The minor is entitled, on reaching majority, to rule the tutor to a final account, which should be full and complete, covering the entire period of the tutorship, supported by vouchers, which account the minor has the right at that time to question, and to sustain by appeal on the whole account. He is entitled at that time to only one single account and one single appeal, not 15 or 20. The article of the Code of Practice which appellant invokes (article 593, Code Prac.) in postponing the commencement of the running of prescription to the date of the “final judgment” indicates that all the issues between the minor reaching the age of majority and his tutor are to be submitted and determined at one and the same time. Rev. Civ. Code, arts. 356, 357, 361; Code Prac. arts. 593, 565, 566, 1004; Succession of Von Hoven, 46 La. Ann. 921, 15 South. 391; Succession of Francez, 49 La.
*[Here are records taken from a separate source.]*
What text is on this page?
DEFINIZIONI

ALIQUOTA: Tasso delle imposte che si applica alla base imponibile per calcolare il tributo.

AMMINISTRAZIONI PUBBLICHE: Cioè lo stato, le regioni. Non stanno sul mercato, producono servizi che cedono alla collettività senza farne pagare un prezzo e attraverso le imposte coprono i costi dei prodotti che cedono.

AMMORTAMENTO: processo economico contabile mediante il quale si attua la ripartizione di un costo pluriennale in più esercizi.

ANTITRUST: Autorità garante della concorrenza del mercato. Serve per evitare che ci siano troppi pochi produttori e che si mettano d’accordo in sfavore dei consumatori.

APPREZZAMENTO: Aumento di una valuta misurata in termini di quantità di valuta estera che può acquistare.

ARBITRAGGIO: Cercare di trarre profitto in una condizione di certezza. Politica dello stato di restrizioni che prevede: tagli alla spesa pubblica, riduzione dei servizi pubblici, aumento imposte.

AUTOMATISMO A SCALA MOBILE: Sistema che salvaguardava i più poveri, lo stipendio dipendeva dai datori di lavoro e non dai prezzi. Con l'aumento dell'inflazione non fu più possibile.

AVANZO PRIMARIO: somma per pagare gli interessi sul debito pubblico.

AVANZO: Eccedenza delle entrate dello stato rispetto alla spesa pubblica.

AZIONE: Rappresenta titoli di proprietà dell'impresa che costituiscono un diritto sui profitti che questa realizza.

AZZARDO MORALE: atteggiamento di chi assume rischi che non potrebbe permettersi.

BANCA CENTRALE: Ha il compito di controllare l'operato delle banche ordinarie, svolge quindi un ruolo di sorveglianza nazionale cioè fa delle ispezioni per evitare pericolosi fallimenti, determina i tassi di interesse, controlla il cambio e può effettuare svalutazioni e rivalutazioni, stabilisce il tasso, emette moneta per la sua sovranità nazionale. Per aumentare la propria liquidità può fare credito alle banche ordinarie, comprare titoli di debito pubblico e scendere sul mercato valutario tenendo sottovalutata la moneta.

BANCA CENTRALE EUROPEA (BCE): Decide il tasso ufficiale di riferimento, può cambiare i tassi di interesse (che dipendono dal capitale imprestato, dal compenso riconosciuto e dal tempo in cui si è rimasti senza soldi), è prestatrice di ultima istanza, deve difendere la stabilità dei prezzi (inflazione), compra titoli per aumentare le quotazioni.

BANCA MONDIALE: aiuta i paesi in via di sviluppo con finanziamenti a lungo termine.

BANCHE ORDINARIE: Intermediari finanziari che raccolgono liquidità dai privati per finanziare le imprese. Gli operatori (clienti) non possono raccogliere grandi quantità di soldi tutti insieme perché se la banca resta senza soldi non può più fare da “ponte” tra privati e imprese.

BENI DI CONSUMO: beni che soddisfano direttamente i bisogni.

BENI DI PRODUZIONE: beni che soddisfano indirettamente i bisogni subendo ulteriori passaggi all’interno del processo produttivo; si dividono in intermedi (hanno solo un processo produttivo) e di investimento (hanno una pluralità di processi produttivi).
Ann. 1739, 23 South. 254.
For the reasons herein assigned, it is hereby ordered, adjudged, and decreed that the appeal as taken herein be dismissed, under reservation of appellant’s right to call her tutrix to a full, complete, final account of her entire gestión as tutrix, and on the filing of the same to question its correctness by and through oppositions to the same, and to sustain her objections, if not sustained by appeal.
BREAUX, C. J. I concur in the decree.
MONROE, J.
I concur in the decree on the ground that the creditors who appear on the account in question are not made parties to the appeal and that said account is not an account of tutorship, but of administration.
LAND, J, I concur for reasons stated by MONROE, J.
PROYOSTY, J.,
concurs in the decree, but for the reason that, the account having been one, not of tutorship, but of administration of the succession, the creditors of the succession were parties to the judgment homologating it, and therefore should have been made parties to the appeal, and were not.